Przypomnijmy - Prokuratura Rejonowa w Oleśnie postawiła wójtowi Rudnik poważny zarzut - „oszustwa i poświadczenie nieprawdy w celu osiągnięcia korzyści materialnej”, za co grozi kara od 6 miesięcy do 8 lat pozbawienia wolności.

Do oszustwa doszło w latach 2012-2014, kiedy to Grzegorz Domański był dyrektorem i nauczycielem Publicznej Szkoły Podstawowej w Dalachowie i jednocześnie sprawował mandat radnego powiatu oleskiego. Śledczy ustalili, że w tym czasie obecny wójt trzykrotnie przydzielił sobie w szkole zastępstwa, za które pobrał wynagrodzenie. I nie byłoby w tym nic nagannego, gdyby nie to, iż w tym samym czasie przebywał na sesji rady powiatu. Oczywistym jest więc, iż lekcji nie mógł poprowadzić.

Od początku Grzegorz Domański nie przyznaje się do winy i twierdzi, że to próba zdyskredytowania jego osoby w społeczności lokalnej.

Pierwsza rozprawa miała się odbyć 10 marca, jednak z powodu nieobecności jednej ze stron postępowania, nie doszło do niej. Przełożona została na 14 kwietnia. I tym razem sprawa się powtórzyła, bo wójta dopadła choroba i na wniosek adwokata Łukasza Huszno, pełnomocnika oskarżonego, rozprawa została odroczona ze względu na stan zdrowie Grzegorza Domańskiego.

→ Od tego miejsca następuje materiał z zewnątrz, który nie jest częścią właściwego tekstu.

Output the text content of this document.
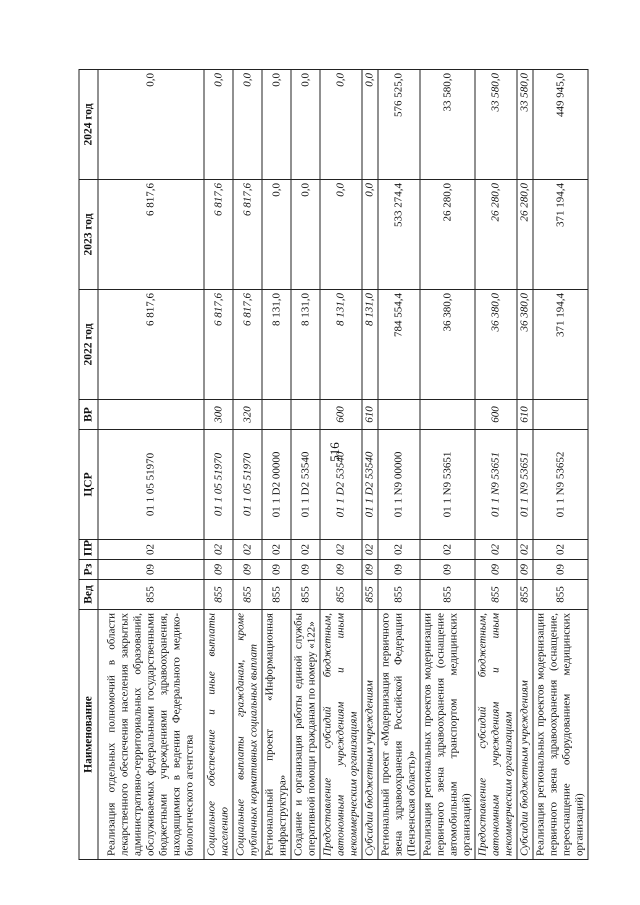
516
Наименование	Вед	Рз	ПР	ЦСР	ВР	2022 год	2023 год	2024 год
Реализация отдельных полномочий в области лекарственного обеспечения населения закрытых административно-территориальных образований, обслуживаемых федеральными государственными бюджетными учреждениями здравоохранения, находящимися в ведении Федерального медико-биологического агентства	855	09	02	01 1 05 51970		6 817,6	6 817,6	0,0
Социальное обеспечение и иные выплаты населению	855	09	02	01 1 05 51970	300	6 817,6	6 817,6	0,0
Социальные выплаты гражданам, кроме публичных нормативных социальных выплат	855	09	02	01 1 05 51970	320	6 817,6	6 817,6	0,0
Региональный проект «Информационная инфраструктура»	855	09	02	01 1 D2 00000		8 131,0	0,0	0,0
Создание и организация работы единой службы оперативной помощи гражданам по номеру «122»	855	09	02	01 1 D2 53540		8 131,0	0,0	0,0
Предоставление субсидий бюджетным, автономным учреждениям и иным некоммерческим организациям	855	09	02	01 1 D2 53540	600	8 131,0	0,0	0,0
Субсидии бюджетным учреждениям	855	09	02	01 1 D2 53540	610	8 131,0	0,0	0,0
Региональный проект «Модернизация первичного звена здравоохранения Российской Федерации (Пензенская область)»	855	09	02	01 1 N9 00000		784 554,4	533 274,4	576 525,0
Реализация региональных проектов модернизации первичного звена здравоохранения (оснащение автомобильным транспортом медицинских организаций)	855	09	02	01 1 N9 53651		36 380,0	26 280,0	33 580,0
Предоставление субсидий бюджетным, автономным учреждениям и иным некоммерческим организациям	855	09	02	01 1 N9 53651	600	36 380,0	26 280,0	33 580,0
Субсидии бюджетным учреждениям	855	09	02	01 1 N9 53651	610	36 380,0	26 280,0	33 580,0
Реализация региональных проектов модернизации первичного звена здравоохранения (оснащение, переоснащение оборудованием медицинских организаций)	855	09	02	01 1 N9 53652		371 194,4	371 194,4	449 945,0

Coś drgnęło dopiero 4 sierpnia. W sali Sądu Rejonowego w Oleśnie obecni byli: prokurator Beata Łyszczarz, Grzegorz Domański i Łukasz Huszno. W tracie postępowania przesłuchany został świadek Dariusz Niedrygoś, który po wygraniu przez Grzegorza Domańskiego wyborów na wójta gminy Rudniki został nowym dyrektorem szkoły w Dalachowie i przejął po nim całe „królestwo”, w tym dokumentację szkolną.

Gdy śledczy chcieli sprawdzić dzienniki lekcyjne z okresu objętym śledztwem, w szkole nie znaleźli ich. Powszechnie stosowaną praktyką jest, że starsze dokumenty przekazywane są do archiwum w Częstochowie. Ale tam dzienników z PSP w Dalachowie nie było. Policjanci zapukali więc do mieszkań kilku osób, które mogłyby mieć związek ze sprawą. I nic. Dariusz Niedrygoś utrzymuje, iż Grzegorz Domański żadnych dzienników nie przekazał mu. Wyparowały?

Kolejne rozprawa została wyznaczona na 11 października.

Wójt z prokuratorskimi zarzutami nadal sprawuj swój urząd. Jest duże prawdopodobieństwo, że to jedyny tego typu przypadek w Polsce.